15. I do not share Ms Fijiwala's conclusion that the judge did not consider the precariousness of the appellant's leave to remain when considering EX.1. In paragraph 17 of his decision he clearly recorded the appellant's wife's evidence that 'she knew of her husband's immigration status from 2010 when they met'. The judge considered a range of factors including that the appellant is a carer for her adult brother (although this was incorrectly recorded in the judgment as 'mother' it was not argued by either party that this was anything other than a slip of the pen.
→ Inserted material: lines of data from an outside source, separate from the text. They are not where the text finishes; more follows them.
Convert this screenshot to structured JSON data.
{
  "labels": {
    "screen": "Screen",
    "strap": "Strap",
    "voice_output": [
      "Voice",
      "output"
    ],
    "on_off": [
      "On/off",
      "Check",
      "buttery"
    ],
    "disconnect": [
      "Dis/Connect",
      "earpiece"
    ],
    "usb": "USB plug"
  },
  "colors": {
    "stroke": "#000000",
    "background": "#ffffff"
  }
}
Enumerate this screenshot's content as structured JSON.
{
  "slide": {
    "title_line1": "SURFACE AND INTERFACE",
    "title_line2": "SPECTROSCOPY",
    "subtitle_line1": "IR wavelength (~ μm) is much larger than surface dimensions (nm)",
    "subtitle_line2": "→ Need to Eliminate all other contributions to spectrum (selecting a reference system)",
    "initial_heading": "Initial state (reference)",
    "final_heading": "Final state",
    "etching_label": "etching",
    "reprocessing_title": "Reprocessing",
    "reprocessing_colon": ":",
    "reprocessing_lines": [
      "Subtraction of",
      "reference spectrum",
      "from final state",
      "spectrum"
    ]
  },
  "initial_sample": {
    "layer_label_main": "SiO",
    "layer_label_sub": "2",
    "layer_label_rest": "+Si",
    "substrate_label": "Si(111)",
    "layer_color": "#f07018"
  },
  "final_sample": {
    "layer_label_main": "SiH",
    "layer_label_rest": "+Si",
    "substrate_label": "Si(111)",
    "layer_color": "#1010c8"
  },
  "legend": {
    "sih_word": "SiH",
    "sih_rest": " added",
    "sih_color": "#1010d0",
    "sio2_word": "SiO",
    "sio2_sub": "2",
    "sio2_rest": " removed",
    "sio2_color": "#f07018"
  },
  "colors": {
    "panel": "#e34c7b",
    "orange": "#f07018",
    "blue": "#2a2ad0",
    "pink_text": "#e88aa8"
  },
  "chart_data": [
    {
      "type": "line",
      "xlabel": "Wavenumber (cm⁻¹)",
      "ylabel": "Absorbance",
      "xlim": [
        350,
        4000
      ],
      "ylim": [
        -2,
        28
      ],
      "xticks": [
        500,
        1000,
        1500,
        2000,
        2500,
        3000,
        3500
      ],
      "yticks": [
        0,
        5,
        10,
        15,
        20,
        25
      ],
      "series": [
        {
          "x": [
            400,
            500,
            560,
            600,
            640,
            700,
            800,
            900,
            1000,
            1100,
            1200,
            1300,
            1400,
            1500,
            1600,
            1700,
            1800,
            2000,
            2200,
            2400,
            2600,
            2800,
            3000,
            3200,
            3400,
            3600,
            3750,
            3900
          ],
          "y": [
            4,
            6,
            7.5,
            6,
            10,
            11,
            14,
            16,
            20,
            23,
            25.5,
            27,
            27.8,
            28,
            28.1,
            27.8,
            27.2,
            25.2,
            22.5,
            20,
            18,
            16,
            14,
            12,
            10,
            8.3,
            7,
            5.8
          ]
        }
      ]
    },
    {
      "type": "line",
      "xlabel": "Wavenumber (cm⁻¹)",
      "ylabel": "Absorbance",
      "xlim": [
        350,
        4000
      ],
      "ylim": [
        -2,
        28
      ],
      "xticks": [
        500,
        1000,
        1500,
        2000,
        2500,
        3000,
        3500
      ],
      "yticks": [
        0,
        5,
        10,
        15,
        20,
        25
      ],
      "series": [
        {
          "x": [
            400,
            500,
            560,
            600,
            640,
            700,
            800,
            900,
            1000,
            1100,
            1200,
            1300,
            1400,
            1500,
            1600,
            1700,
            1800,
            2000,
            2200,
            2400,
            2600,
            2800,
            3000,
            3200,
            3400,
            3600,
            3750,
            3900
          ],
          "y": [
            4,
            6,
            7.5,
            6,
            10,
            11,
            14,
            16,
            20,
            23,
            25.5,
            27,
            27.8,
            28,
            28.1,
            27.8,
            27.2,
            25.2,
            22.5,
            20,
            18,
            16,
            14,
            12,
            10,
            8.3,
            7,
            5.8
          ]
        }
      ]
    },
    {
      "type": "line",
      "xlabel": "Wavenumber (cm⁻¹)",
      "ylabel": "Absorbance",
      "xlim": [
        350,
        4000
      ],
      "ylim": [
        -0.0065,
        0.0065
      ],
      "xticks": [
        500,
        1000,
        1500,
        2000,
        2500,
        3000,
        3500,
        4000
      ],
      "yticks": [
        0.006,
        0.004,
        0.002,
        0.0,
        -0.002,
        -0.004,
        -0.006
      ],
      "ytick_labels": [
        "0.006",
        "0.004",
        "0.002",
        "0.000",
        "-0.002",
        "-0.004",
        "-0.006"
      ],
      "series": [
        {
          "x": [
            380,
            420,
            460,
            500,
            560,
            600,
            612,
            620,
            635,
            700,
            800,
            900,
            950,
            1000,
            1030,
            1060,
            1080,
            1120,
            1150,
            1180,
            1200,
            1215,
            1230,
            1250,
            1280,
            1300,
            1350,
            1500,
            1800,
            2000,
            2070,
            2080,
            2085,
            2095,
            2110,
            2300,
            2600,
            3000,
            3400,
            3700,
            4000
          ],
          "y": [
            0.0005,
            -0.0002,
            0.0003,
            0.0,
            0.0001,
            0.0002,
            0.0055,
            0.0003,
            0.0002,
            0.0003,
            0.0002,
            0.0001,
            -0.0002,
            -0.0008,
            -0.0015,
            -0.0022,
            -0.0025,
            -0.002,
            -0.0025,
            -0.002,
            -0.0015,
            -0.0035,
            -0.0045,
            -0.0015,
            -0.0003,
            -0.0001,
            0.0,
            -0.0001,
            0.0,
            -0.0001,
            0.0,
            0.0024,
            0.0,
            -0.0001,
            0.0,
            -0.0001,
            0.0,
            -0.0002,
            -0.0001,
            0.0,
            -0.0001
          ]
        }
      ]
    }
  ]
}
Although much of Ms Fijiwala's argument and reliance on Agyarko related to Article 8 outside of the rules, which is not applicable here, nevertheless in clearly considering all the factors including Ms Fijiwala's caring responsibilities and the impact thereof, together with his finding that it would be an insurmountable obstacle for the appellant's wife to leave her son in the UK with his biological father who has had no contact with his son, I am satisfied that the judge properly directed himself as to the more stringent (than a mere test of reasonableness) nature of the test of insurmountable obstacles.
16. There was no error therefore in the judge's finding on insurmountable obstacles as he made findings that were reasonably open to him. On this basis alone the secretary of state's second ground cannot succeed.
17. In addition however, the judge made findings in relation to the appellant's wife's child.
18. Section EX.1. provides as follows:
'This paragraph applies if
(a) (i) the applicant has a genuine and subsisting parental relationship with a child who-
(aa) is under the age of 18 years, or was under the age of 18 years when the applicant was first granted leave on the basis that this paragraph applied;
(bb) is in the UK;
(cc) is a British Citizen or has lived in the UK continuously for at least 7 years immediately preceding the date of application; and
(ii) it would not be reasonable to expect the child to leave the UK;?'
19. The judge noted in paragraph 17 of his decision and reasons, that the evidence that the appellant carries out a parental relationship for his wife's son, a British citizen, born on 24 December 2009 with no contact with his biological father, had not been challenged. The judge also referred in paragraph 15 of his decision and reasons to being directed to take into consideration the best interests of the child, as he refers to section 55 of the Borders, Citizenship and Immigration Act 2009. Although the judge's conclusion at paragraph 20 that the child is a British citizen and that it is not reasonable to expect him to relocate and that the 'secretary of state's own guidance endorses that' is brief, it is clear from the totality of his decision that he took into consideration all the factors. This included, at paragraph 17 of his decision and reasons, the appellant's wife's evidence that her son has a close relationship to her family in the UK and has friends and that it would be very disruptive for him to move to Pakistan. The judge subsequently found, at paragraph 18 that there has 'been little challenge to the evidence of the appellant's wife'. I am satisfied that when considered in its entirety the judge made alternative findings properly open to him. The second ground of appeal therefore also has no merit in my findings.
Decision:
20. The making of the decision of the First-tier Tribunal did not involve the making of an error on a point of law and shall stand.